Several methods exist for the prediction of precursor miRNAs (pre-miRNAs) in genomic or sRNA-seq (small RNA sequences) data produced by NGS (Next Generation Sequencing). One key information used for this task is the characteristic hairpin structure adopted by pre-miRNAs, that in general are identified using RNA folders whose complexity is cubic in the size of the input.
The vast majority of pre-miRNA predictors then rely on further information learned from previously validated miRNAs from the same or a closely related genome for the final prediction of new miRNAs.
With this paper, researchers from the University of Lyon wished to address three main issues:
The first was methodological and aimed at obtaining a more time-efficient predictor, however without losing in accuracy which represented a second issue. They indeed aimed at better predicting miRNAs at a genome scale, but also from sRNAseq data where in some cases, notably of plants, the current folding methods often infer the wrong structure.

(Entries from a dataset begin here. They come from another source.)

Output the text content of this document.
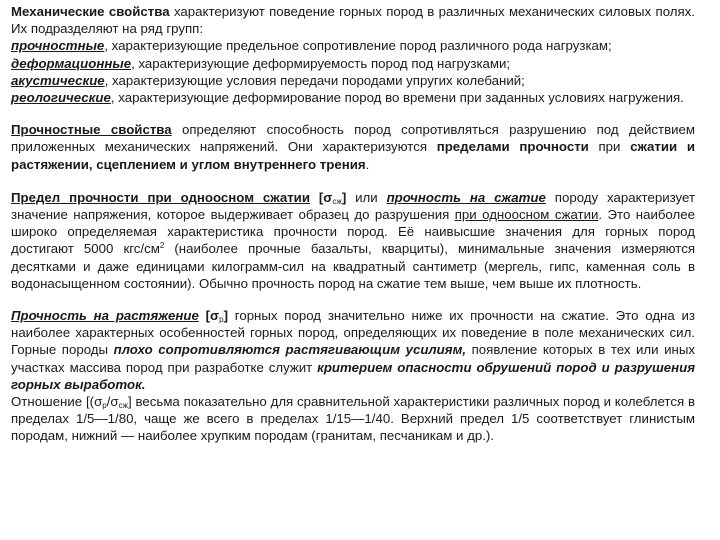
Механические свойства характеризуют поведение горных пород в различных механических силовых полях. Их подразделяют на ряд групп:
прочностные, характеризующие предельное сопротивление пород различного рода нагрузкам;
деформационные, характеризующие деформируемость пород под нагрузками;
акустические, характеризующие условия передачи породами упругих колебаний;
реологические, характеризующие деформирование пород во времени при заданных условиях нагружения.

Прочностные свойства определяют способность пород сопротивляться разрушению под действием приложенных механических напряжений. Они характеризуются пределами прочности при сжатии и растяжении, сцеплением и углом внутреннего трения.

Предел прочности при одноосном сжатии $[\sigma_{сж}]$ или прочность на сжатие породу характеризует значение напряжения, которое выдерживает образец до разрушения при одноосном сжатии. Это наиболее широко определяемая характеристика прочности пород. Её наивысшие значения для горных пород достигают 5000 кгс/$см^2$ (наиболее прочные базальты, кварциты), минимальные значения измеряются десятками и даже единицами килограмм-сил на квадратный сантиметр (мергель, гипс, каменная соль в водонасыщенном состоянии). Обычно прочность пород на сжатие тем выше, чем выше их плотность.

Прочность на растяжение $[\sigma_р]$ горных пород значительно ниже их прочности на сжатие. Это одна из наиболее характерных особенностей горных пород, определяющих их поведение в поле механических сил. Горные породы плохо сопротивляются растягивающим усилиям, появление которых в тех или иных участках массива пород при разработке служит критерием опасности обрушений пород и разрушения горных выработок.
Отношение [$(\sigma_р/\sigma_{сж}]$ весьма показательно для сравнительной характеристики различных пород и колеблется в пределах 1/5—1/80, чаще же всего в пределах 1/15—1/40. Верхний предел 1/5 соответствует глинистым породам, нижний — наиболее хрупким породам (гранитам, песчаникам и др.).
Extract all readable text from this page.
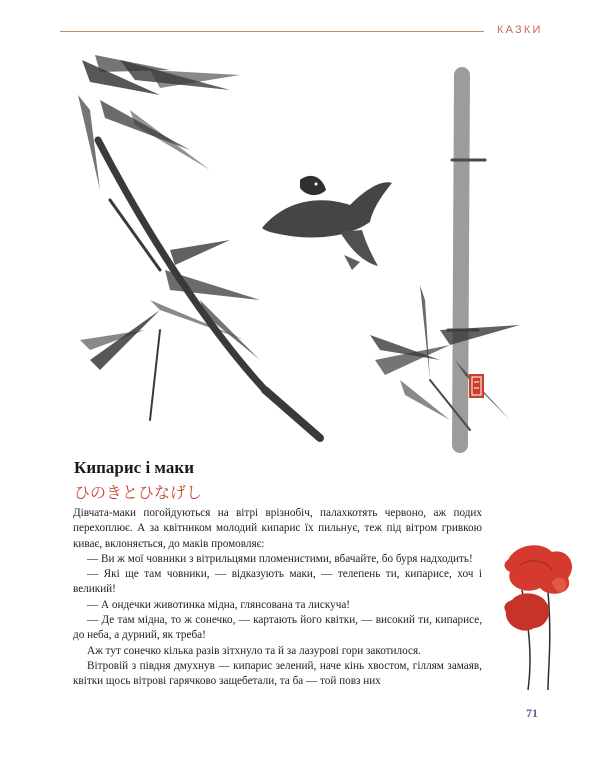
КАЗКИ
Кипарис і маки
ひのきとひなげし

Дівчата-маки погойдуються на вітрі врізнобіч, палахкотять червоно, аж подих перехоплює. А за квітником молодий кипарис їх пильнує, теж під вітром гривкою киває, вклоняється, до маків промовляє:

— Ви ж мої човники з вітрильцями пломенистими, вбачайте, бо буря надходить!

— Які ще там човники, — відказують маки, — телепень ти, кипарисе, хоч і великий!

— А ондечки животинка мідна, глянсована та лискуча!

— Де там мідна, то ж сонечко, — картають його квітки, — високий ти, кипарисе, до неба, а дурний, як треба!

Аж тут сонечко кілька разів зітхнуло та й за лазурові гори закотилося.

Вітровій з півдня дмухнув — кипарис зелений, наче кінь хвостом, гіллям замаяв, квітки щось вітрові гарячково защебетали, та ба — той повз них

71
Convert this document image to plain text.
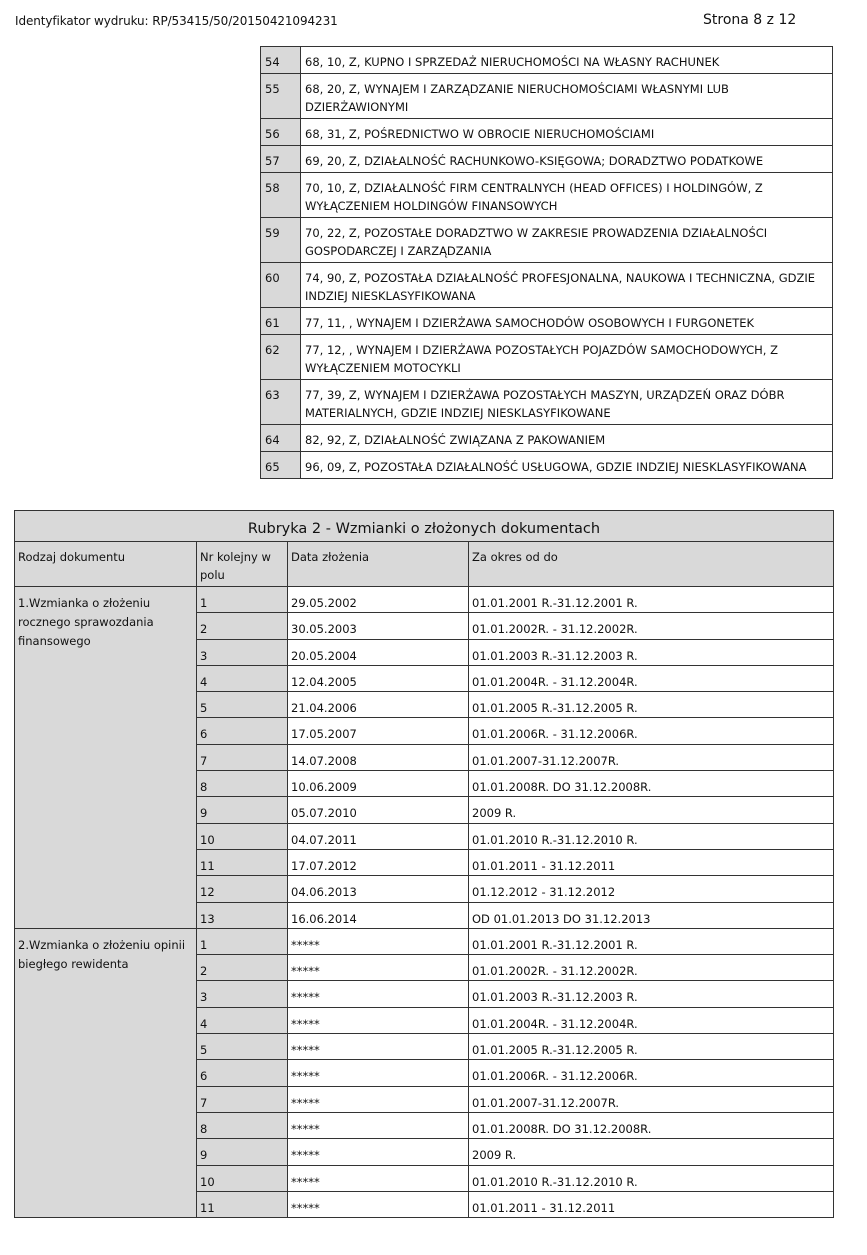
Identyfikator wydruku: RP/53415/50/20150421094231	Strona 8 z 12
54	68, 10, Z, KUPNO I SPRZEDAŻ NIERUCHOMOŚCI NA WŁASNY RACHUNEK
55	68, 20, Z, WYNAJEM I ZARZĄDZANIE NIERUCHOMOŚCIAMI WŁASNYMI LUB DZIERŻAWIONYMI
56	68, 31, Z, POŚREDNICTWO W OBROCIE NIERUCHOMOŚCIAMI
57	69, 20, Z, DZIAŁALNOŚĆ RACHUNKOWO-KSIĘGOWA; DORADZTWO PODATKOWE
58	70, 10, Z, DZIAŁALNOŚĆ FIRM CENTRALNYCH (HEAD OFFICES) I HOLDINGÓW, Z WYŁĄCZENIEM HOLDINGÓW FINANSOWYCH
59	70, 22, Z, POZOSTAŁE DORADZTWO W ZAKRESIE PROWADZENIA DZIAŁALNOŚCI GOSPODARCZEJ I ZARZĄDZANIA
60	74, 90, Z, POZOSTAŁA DZIAŁALNOŚĆ PROFESJONALNA, NAUKOWA I TECHNICZNA, GDZIE INDZIEJ NIESKLASYFIKOWANA
61	77, 11, , WYNAJEM I DZIERŻAWA SAMOCHODÓW OSOBOWYCH I FURGONETEK
62	77, 12, , WYNAJEM I DZIERŻAWA POZOSTAŁYCH POJAZDÓW SAMOCHODOWYCH, Z WYŁĄCZENIEM MOTOCYKLI
63	77, 39, Z, WYNAJEM I DZIERŻAWA POZOSTAŁYCH MASZYN, URZĄDZEŃ ORAZ DÓBR MATERIALNYCH, GDZIE INDZIEJ NIESKLASYFIKOWANE
64	82, 92, Z, DZIAŁALNOŚĆ ZWIĄZANA Z PAKOWANIEM
65	96, 09, Z, POZOSTAŁA DZIAŁALNOŚĆ USŁUGOWA, GDZIE INDZIEJ NIESKLASYFIKOWANA
Rubryka 2 - Wzmianki o złożonych dokumentach			
Rodzaj dokumentu	Nr kolejny w polu	Data złożenia	Za okres od do
1.Wzmianka o złożeniu rocznego sprawozdania finansowego	1	29.05.2002	01.01.2001 R.-31.12.2001 R.
	2	30.05.2003	01.01.2002R. - 31.12.2002R.
	3	20.05.2004	01.01.2003 R.-31.12.2003 R.
	4	12.04.2005	01.01.2004R. - 31.12.2004R.
	5	21.04.2006	01.01.2005 R.-31.12.2005 R.
	6	17.05.2007	01.01.2006R. - 31.12.2006R.
	7	14.07.2008	01.01.2007-31.12.2007R.
	8	10.06.2009	01.01.2008R. DO 31.12.2008R.
	9	05.07.2010	2009 R.
	10	04.07.2011	01.01.2010 R.-31.12.2010 R.
	11	17.07.2012	01.01.2011 - 31.12.2011
	12	04.06.2013	01.12.2012 - 31.12.2012
	13	16.06.2014	OD 01.01.2013 DO 31.12.2013
2.Wzmianka o złożeniu opinii biegłego rewidenta	1	*****	01.01.2001 R.-31.12.2001 R.
	2	*****	01.01.2002R. - 31.12.2002R.
	3	*****	01.01.2003 R.-31.12.2003 R.
	4	*****	01.01.2004R. - 31.12.2004R.
	5	*****	01.01.2005 R.-31.12.2005 R.
	6	*****	01.01.2006R. - 31.12.2006R.
	7	*****	01.01.2007-31.12.2007R.
	8	*****	01.01.2008R. DO 31.12.2008R.
	9	*****	2009 R.
	10	*****	01.01.2010 R.-31.12.2010 R.
	11	*****	01.01.2011 - 31.12.2011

The third issue is related to the fact that it is important to rely as little as possible on previously recorded examples of miRNAs. They therefore also sought a method that is less dependent on previous miRNA records.
As concerns the first and second issues, the resesearchera present a novel alternative to a classical folder based on a thermodynamic Nearest-Neighbour (NN) model for computing the free energy and predicting the classical hairpin structure of a pre-miRNA.
They show that the free energies thus computed correlate well with those of RNAfold. This novel method, called Mirinho, has quadratic instead of cubic complexity and is much more efficient also in practice.
When applied to sRNAseq data of plants, it gives in general better results than classical folders. On the third issue, they show that Mirinho, which uses as only knowledge the length of the loops and stem-arms and the free energy of the pre-miRNA hairpin, compares well with algorithms that require more information.
The results, obtained with different datasets, are indeed similar to those of other approaches with which such a comparison was possible. These needed to be publicly available softwares that could be used on a large input.
In some cases, Mirinho is even better in terms of sensitivity or precision.
Predicted secondary structures (MIRINHO). From top to bottom: gold standard structure in MIRBASE (with miRNA coloured in red), and structures predicted by, respectively, MIRINHO, MIRNAFOLD, and RNAFOLD. Secondary structure of pre-miRNA MI0002409: the best prediction was by MIRINHO with the closest values of stem length, and number of bulges and internal loops as in MIRBASE.